WEBサイトについて考えたこと

WEBデザイン全般について、よくあるTipsではなく、独自に考えたことを載せていきます

これからのWEBサイト制作について #1 / AI時代の新卒採用サイト

生成AIの進歩があまりに急速で、雨後の筍のように新たなAIツール・サービスが次々と誕生している。それらは文章や画像からプログラミングコードまで、何かを生み出す(生成する)ことに焦点が当てられている。しかしもう1つ、AIが得意とする力がある。それはテキストを要約する力だ。AIによる要約は今後、WEBサイト制作の在り方・ワークフローを大きく変える可能性を秘めている。

AIが新卒採用サイトに与える影響

とりわけ要約AIによる影響が大きいと思われるのは、企業の新卒採用サイトである。多くの場合、新卒採用サイトにはその企業で働く社員のインタビューが載っているが、このインタビュー・メッセージが長いのである。しかもインタビューは複数人分載っている。複数の社員による座談会をページに載せている場合もある。

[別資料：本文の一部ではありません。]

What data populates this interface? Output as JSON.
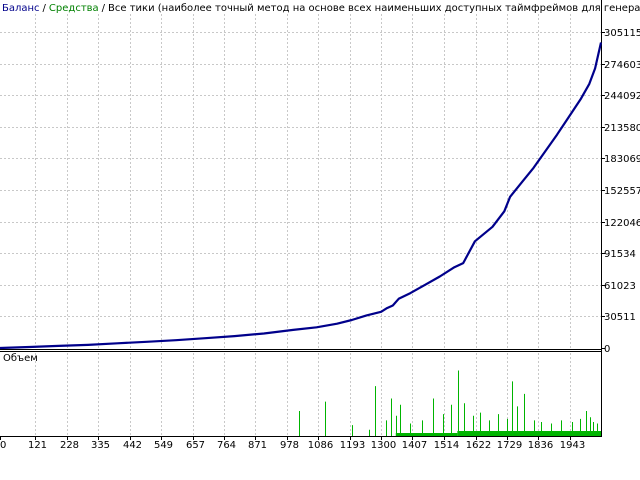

就活中の多忙な学生は何十社もの企業を見比べる必要がある。それに加え昨今は「タイパ(タイムパフォーマンス)」が強く意識されている。就活中の学生が文量の多い社員インタビューや座談会を目にしたとき、内容をAIに要約させて済ます可能性は低くないと思う。

力を入れて作っても要約されてしまう

企業が本腰を入れて作った1,500字を超えるような濃密な社員のインタビュー記事は、悲しいことにChatGPTによって300字(あるいはもっと短いかも)に要約されてしまう。ボリュームあるインタビュー記事とそれを載せるページデザインにかけた多大な労力と時間は、AIによって無残にも無駄だったことにされてしまう。

社員インタビューをAIに要約させるとどうなるか

例えば、丸紅の採用サイトに掲載されている社員のインタビューは1,600字を超えている。

丸紅の社員のインタビュー(就活学生向け)

これをChatGPTで200文字程度に要約させると以下のような文章が返ってくる。

大学時代の移民問題研究とトルコ留学経験から総合商社に興味を持ち、丸紅に入社。採用過程での面接日程ミスで人事部の柔軟な対応に感銘を受ける。現在は丸紅フットウェアに出向し、子ども靴ブランド「IFME」のマーケティングを担当。靴のサイズ計測アプリ開発や直営店出店など新しい取り組みに挑戦。ブランド価値向上と組織強化を両立させることに注力している。

時間をかけて読むという労力を割かずに要点を知ることができる。

AIで要約されてしまうことを前提に考える

AIがこれほど爆発的に利用されるようになった前の時代に戻ることはないだろう。だとすれば、これからはWEBサイト制作者は作ったものがAIによって要約される可能性があることを前提として仕事に取り組まなければいけない。どうすればAIを使わずに読んでもらえるか、目を通してもらえるページになるのかを考えないといけない。例えば、社員インタビューや座談会を文章で載せるのをやめて、動画で伝えるのはどうだろうか。それもユーチューバーの配信する動画のようにカット割りが多くテンポよい短いものが良いと思う。

【おまけ】このブログ記事自体を要約させてみた

この記事自体をChatGPTで200字程度に要約させたら以下の文章が返ってきた。

AIによる生成技術の急速な進歩により、文章や画像、プログラミングコードなどの生成が注目を集める中、AIによる要約技術も重要視される。特に企業の新卒採用サイトでは、多くの社員インタビューや座談会が長大な文章として載せられており、就活中の学生にとって時間的負担となる。AIによる要約は、効率的に情報を取得する手段として期待される一方、企業側は長時間かけて作成した記事が短く要約されることに対する懸念も示される。今後、ウェブサイト制作者はAIによる要約を前提とした制作を考え、動画などの新たな手法を検討する必要がある。